Understanding Dental Pulp
Root canals treat toothaches and other dental problems by removing damaged or infected pulp. Dental pulp is soft tissue contained within your teeth; it lies beneath the harder layers of enamel (the visible part of your tooth) and dentin (hard, bony tissue that provides bulk and shape to the tooth). The pulp tissue contains nerve endings and the blood vessels that supply nutrients to the tooth, keeping it healthy. However, untreated tooth decay can eat through the enamel and dentin, causing an infection in the pulp beneath. Oral injuries can also damage the outer layers of a tooth, exposing the pulp and putting your tooth’s health at risk. In these cases, a root canal is needed to extract the affected pulp and preserve the remaining natural tooth structure as an alternative to pulling and replacing the tooth with dentures or a dental implant.
Root Canal Success
- Although root canals offer a 95% success rate, complications can arise following treatment, despite your dentist’s best efforts. Understanding root canal complications can help you spot problems that do occur and seek prompt treatment. Your dentist in Belmont can provide you with more personalized information about root canal therapy and its benefits when you call Belmont Dental Group at 617-484-2431.

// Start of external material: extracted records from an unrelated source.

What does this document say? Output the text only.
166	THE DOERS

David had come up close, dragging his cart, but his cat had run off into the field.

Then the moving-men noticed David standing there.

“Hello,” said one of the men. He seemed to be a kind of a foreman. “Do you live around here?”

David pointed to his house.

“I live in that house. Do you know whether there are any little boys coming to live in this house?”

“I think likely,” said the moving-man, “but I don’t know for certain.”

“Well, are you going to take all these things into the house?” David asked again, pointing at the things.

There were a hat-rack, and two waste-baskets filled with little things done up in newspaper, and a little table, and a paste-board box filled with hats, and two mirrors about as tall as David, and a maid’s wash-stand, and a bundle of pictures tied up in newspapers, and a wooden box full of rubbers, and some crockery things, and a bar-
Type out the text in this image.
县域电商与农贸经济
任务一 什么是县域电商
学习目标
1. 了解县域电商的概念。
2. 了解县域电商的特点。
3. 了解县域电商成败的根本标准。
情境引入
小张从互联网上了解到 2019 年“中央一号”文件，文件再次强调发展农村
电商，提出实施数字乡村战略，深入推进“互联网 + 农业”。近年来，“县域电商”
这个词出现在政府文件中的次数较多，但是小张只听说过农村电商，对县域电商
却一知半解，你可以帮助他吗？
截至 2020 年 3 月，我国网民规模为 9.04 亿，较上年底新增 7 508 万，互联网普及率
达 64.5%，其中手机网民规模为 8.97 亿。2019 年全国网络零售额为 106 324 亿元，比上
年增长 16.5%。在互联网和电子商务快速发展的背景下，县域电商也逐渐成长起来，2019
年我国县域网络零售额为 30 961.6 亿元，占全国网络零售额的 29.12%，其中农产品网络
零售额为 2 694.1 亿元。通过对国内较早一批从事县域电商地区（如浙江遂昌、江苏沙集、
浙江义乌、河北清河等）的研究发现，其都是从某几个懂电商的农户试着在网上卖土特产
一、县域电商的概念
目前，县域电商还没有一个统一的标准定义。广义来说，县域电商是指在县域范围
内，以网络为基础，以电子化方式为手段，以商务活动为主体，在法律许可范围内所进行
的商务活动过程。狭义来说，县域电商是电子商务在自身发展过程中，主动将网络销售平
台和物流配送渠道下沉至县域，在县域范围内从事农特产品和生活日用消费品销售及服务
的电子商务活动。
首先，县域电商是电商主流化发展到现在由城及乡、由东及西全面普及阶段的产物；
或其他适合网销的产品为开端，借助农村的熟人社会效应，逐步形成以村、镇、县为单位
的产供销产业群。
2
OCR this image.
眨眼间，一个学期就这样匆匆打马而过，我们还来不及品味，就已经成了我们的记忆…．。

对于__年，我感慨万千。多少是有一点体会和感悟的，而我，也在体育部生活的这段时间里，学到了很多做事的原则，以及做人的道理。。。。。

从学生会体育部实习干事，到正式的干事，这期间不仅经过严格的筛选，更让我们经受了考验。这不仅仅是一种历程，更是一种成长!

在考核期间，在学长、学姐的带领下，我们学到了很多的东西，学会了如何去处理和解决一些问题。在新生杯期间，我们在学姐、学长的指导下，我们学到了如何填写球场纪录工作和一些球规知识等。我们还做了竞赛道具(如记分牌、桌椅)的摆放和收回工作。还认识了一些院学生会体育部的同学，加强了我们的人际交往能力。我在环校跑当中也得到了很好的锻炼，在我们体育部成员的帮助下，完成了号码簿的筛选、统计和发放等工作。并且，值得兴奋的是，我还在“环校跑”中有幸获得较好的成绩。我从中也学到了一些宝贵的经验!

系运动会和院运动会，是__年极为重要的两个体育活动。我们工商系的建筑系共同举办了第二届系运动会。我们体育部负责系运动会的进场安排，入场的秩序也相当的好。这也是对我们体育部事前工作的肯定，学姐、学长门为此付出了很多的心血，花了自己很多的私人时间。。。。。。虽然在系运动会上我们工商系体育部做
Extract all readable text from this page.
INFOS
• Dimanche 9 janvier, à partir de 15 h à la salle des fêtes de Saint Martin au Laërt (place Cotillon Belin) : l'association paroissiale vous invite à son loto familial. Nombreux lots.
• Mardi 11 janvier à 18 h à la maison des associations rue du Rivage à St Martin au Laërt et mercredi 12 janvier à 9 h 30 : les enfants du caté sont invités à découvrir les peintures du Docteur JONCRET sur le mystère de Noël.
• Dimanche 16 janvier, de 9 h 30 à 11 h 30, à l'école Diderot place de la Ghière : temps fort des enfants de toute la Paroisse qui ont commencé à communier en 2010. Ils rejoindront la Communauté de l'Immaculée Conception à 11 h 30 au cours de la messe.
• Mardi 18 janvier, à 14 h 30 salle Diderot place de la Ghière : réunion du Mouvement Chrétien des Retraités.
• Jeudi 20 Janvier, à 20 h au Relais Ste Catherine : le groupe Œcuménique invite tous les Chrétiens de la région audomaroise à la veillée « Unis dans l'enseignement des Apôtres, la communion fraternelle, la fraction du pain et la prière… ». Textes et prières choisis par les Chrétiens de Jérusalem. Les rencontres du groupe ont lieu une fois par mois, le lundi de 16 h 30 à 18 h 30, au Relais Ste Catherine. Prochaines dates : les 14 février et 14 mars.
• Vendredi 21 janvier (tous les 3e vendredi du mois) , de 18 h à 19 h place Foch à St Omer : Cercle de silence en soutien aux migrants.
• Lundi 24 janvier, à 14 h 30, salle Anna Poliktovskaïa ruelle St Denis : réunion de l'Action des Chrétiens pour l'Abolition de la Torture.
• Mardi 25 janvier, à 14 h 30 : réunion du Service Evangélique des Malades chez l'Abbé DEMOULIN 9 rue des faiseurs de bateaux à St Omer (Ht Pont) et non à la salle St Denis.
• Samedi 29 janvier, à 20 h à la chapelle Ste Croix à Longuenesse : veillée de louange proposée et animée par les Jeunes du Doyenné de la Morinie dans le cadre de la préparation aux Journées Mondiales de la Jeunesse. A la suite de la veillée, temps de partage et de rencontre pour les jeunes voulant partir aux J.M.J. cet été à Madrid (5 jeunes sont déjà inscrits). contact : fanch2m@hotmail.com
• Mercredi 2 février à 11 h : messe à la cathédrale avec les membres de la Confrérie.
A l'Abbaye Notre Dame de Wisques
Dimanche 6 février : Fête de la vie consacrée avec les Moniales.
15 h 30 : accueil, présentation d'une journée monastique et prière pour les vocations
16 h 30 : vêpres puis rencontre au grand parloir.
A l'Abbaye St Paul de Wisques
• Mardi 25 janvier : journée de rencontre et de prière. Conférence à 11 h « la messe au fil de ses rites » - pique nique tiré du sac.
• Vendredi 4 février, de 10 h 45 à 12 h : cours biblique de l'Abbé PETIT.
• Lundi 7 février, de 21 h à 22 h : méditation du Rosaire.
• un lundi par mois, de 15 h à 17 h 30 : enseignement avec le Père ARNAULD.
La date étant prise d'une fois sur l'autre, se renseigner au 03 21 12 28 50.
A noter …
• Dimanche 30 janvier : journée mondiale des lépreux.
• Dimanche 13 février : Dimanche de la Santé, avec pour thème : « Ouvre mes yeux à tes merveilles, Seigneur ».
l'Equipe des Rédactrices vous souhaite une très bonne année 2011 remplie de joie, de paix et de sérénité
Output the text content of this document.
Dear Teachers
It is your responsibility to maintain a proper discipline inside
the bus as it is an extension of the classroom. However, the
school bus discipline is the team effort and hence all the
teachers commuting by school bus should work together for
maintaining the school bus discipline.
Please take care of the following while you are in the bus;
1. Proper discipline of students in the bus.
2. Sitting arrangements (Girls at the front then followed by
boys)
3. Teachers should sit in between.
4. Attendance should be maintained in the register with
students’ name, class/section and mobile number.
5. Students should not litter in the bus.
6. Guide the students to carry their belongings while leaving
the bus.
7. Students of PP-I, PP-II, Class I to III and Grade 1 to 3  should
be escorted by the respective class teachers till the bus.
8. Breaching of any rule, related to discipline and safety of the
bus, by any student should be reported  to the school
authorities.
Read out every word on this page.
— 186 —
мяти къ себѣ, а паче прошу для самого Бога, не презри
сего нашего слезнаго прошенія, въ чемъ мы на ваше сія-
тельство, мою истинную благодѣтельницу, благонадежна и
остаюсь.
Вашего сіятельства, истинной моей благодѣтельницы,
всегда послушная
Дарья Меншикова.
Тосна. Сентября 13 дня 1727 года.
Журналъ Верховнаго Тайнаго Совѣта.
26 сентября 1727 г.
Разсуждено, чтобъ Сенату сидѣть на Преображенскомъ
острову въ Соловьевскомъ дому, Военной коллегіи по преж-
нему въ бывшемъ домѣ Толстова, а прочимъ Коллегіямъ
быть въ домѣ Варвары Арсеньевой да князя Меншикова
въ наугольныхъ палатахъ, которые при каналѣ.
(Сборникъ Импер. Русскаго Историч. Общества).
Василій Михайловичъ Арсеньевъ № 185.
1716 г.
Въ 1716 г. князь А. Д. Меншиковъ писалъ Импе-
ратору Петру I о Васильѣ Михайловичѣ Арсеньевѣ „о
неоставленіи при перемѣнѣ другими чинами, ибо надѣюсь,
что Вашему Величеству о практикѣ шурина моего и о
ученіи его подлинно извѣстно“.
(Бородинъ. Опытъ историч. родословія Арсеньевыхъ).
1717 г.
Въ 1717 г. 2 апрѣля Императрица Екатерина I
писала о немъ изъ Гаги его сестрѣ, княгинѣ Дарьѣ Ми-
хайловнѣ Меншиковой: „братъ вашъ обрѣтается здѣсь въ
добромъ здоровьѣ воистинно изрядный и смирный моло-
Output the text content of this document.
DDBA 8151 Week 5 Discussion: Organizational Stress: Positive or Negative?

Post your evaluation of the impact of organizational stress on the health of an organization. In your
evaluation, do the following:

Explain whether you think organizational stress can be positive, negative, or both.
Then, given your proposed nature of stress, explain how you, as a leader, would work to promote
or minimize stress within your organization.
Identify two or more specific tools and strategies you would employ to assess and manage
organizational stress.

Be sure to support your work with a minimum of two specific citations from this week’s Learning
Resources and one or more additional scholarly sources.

- The success of a root canal hinges not only on the complete removal of all infected pulp but on the quality of the sealing and restoration of the tooth as well. Sealants can break down over time, allowing bacteria to enter the tooth and cause a second infection. A restoration (crown) that deteriorates over time can also allow bacteria entrance into your tooth.
- Some teeth naturally have many canals or small branches and forks in the pulp canals. These can be easily overlooked even by the most competent dentist, causing infection to persist even after a root canal. If you experience symptoms of a toothache or swelling in a treated tooth, contact your dentist for evaluation; your tooth may need retreatment to remove additionally infected pulp.
- Cracks can form either before or after a tooth receives a root canal. A cracked tooth is vulnerable to bacterial penetration and may need additional treatment or eventual removal, even if your root canal was successful.
Signs and Symptoms of Possible Root Canal Therapy:
An abscess (or pimple) on the gums.
Sensitivity to hot and cold.
Severe toothache pain.
Sometimes no symptoms are present.
Swelling and/or tenderness.
Reasons for Root Canal Therapy:
Decay has reached the tooth pulp (the living tissue inside the tooth).
Infection or abscess have developed inside the tooth or at the root tip.
Injury or trauma to the tooth.
What Does Root Canal Therapy Involve?
A root canal procedure requires one or more appointments and can be performed by a dentist or endodontist (a root canal specialist). While the tooth is numb, a rubber dam (a sheet of rubber) will be placed around the tooth to keep it dry and free of saliva. An access opening is made on top of the tooth and a series of root canal files are placed into the opening, one at a time, removing the pulp, nerve tissue, and bacteria. If tooth decay is present, it will also be removed with special dental instruments. Once the tooth is thoroughly cleaned, it will be sealed with either a permanent filling or, if additional appointments are needed, a temporary filling will be placed.
At the next appointment, usually a week later, the roots and the inside cavity of the tooth will be filled and sealed with special dental materials. A filling will be placed to cover the opening on top of the tooth. In addition, all teeth that have root canal treatment should have a crown (cap) placed. This will protect the tooth and prevent it from breaking, and restore it to its full function. After treatment, your tooth may still be sensitive, but this will subside as the inflammation diminishes and the tooth has healed. You will be given care instructions after each appointment. Good oral hygiene practices and regular dental visits will aid in the life of your root canal treatment.